Food and housing insecurity doesn’t just affect a few. The annual #RealCollege survey—the nation’s largest annual assessment of student needs security—showed that 49 percent of undergrads in New York City’s public university system (CUNY) reported going hungry the previous month, while 55 percent experienced housing insecurity over the past year. While these troubling numbers are striking, higher ed funders are only beginning to pay attention.

Food and Housing Insecurity

The prevalence of insecurity skews higher for community college students, and students marginalized by factors of race, sexual orientation, and the lack of parental support. That includes untraditional students feeding in from foster care, the military, and the criminal justice system. Working while going to school doesn’t mitigate the situation, and Pell grant recipients actually raise rates.

Basic needs insecurity undermines college completion rates, academic performance, and good health, while raising depression and stress levels. Food insecurity—the inability to acquire safe, nutritious food in a socially acceptable manner—causes students to reduce intake, and experience physical hunger. Forty percent of students surveyed reported skipping meals for at least an entire day. 

Students facing housing insecurity struggle to pay rent and utilities, instability that often means staying in motion. While most report temporarily crashing with a friend or relative, a full 11 percent of respondents experienced homelessness. And the dual challenges overlap. Thirty-six percent of respondents reported experiencing both issues in the same year.

Funding Interventions

Many foundations fund efforts to keep students in school and increase graduation rates. For example, the Strong Start to Finish program that helps students access developmental Math and English skills early on has attracted donors from Gates to Kresge. Those two foundations—along with Lumina, the Citi Foundation and Great Lakes Higher Education Philanthropy—also fund the University Innovation Alliance, a collaborative of 11 public research universities working to increase graduation rates across the socioeconomic spectrum.

But addressing basic insecurities is just gaining ground.

One funder, the ECMC Foundation, the philanthropic arm of the non-profit Educational Credit Management Corporation, a guaranty agency of the Federal Family Education Loan Program, recently announced a $3 million, 3-year effort to pilot, access and scale programs addressing the problem.

Working with a national cohort of seven schools and institutions, funds will support grantees that address basic needs like food, housing and transportation, as well as scalable practices the foundation hopes to share with the larger postsecondary education and philanthropic communities.

Deeper Change in Students’ Lives

Peter Taylor, ECMC Foundation president, says the group’s board of directors made the strategic decision to shift the foundation’s focus from scholarships to strategic grant-making five years ago, when they recognized a unique opportunity to create deeper, more meaningful change in students’ lives.

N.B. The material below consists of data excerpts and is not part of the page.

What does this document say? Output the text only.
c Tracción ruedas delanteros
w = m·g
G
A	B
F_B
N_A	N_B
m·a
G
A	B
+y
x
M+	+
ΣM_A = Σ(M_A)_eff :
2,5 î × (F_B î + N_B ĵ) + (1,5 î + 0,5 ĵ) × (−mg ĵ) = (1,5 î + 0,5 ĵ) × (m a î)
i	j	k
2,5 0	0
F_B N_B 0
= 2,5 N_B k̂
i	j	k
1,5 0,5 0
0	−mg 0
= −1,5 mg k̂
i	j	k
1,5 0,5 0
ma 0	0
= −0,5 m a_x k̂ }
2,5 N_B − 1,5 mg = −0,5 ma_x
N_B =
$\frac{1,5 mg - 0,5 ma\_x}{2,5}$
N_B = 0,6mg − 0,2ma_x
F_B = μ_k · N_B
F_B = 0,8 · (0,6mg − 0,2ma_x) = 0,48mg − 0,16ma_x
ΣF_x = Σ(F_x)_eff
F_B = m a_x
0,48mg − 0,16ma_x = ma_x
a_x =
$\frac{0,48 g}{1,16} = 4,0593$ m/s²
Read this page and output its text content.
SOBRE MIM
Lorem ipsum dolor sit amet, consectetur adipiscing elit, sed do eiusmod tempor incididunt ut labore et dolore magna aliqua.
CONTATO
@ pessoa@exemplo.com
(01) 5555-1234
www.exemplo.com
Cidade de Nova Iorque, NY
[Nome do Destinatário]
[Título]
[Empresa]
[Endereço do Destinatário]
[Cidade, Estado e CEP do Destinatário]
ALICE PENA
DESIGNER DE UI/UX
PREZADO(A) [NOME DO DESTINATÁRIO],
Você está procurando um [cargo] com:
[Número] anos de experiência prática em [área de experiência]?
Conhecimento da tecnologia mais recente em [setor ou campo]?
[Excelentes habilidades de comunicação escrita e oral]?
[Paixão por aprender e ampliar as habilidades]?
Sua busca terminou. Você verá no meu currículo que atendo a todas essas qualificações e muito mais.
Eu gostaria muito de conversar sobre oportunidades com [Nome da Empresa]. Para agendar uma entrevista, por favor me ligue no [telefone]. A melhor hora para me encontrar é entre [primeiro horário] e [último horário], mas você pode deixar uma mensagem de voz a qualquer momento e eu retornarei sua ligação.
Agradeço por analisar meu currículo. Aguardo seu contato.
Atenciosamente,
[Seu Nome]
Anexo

The transition represented a shift in philosophy toward empowering students, and recognized the systemic nature of the challenges they face.

Senior program director, Sarah Belnick, who oversees the foundation’s College Success program, says that the initial seven organizations and institutions were selected based on both geography and clarity of strategy, “ECMC Foundation intentionally selected a mix of candidates that work across four-year and two-year institutions, including two community college systems and a network of four-year university partners.” 

Those include a program for accessing SNAP benefits at Arkansas Community Colleges; a partnership between the University of Texas at San Antonio and San Antonio College that links basic needs initiatives to a statewide network of Hispanic-serving institutions; and the Seattle-based United Way of King County, which will be working to advance policy changes that advance equity in college success, in addition to connecting students to basic services.  

Taylor says that, “While efforts that address students’ basic needs exist," there is a “tremendous opportunity for philanthropic leadership and strategic investment devoted to the issue,” to “help students cross the finish line.”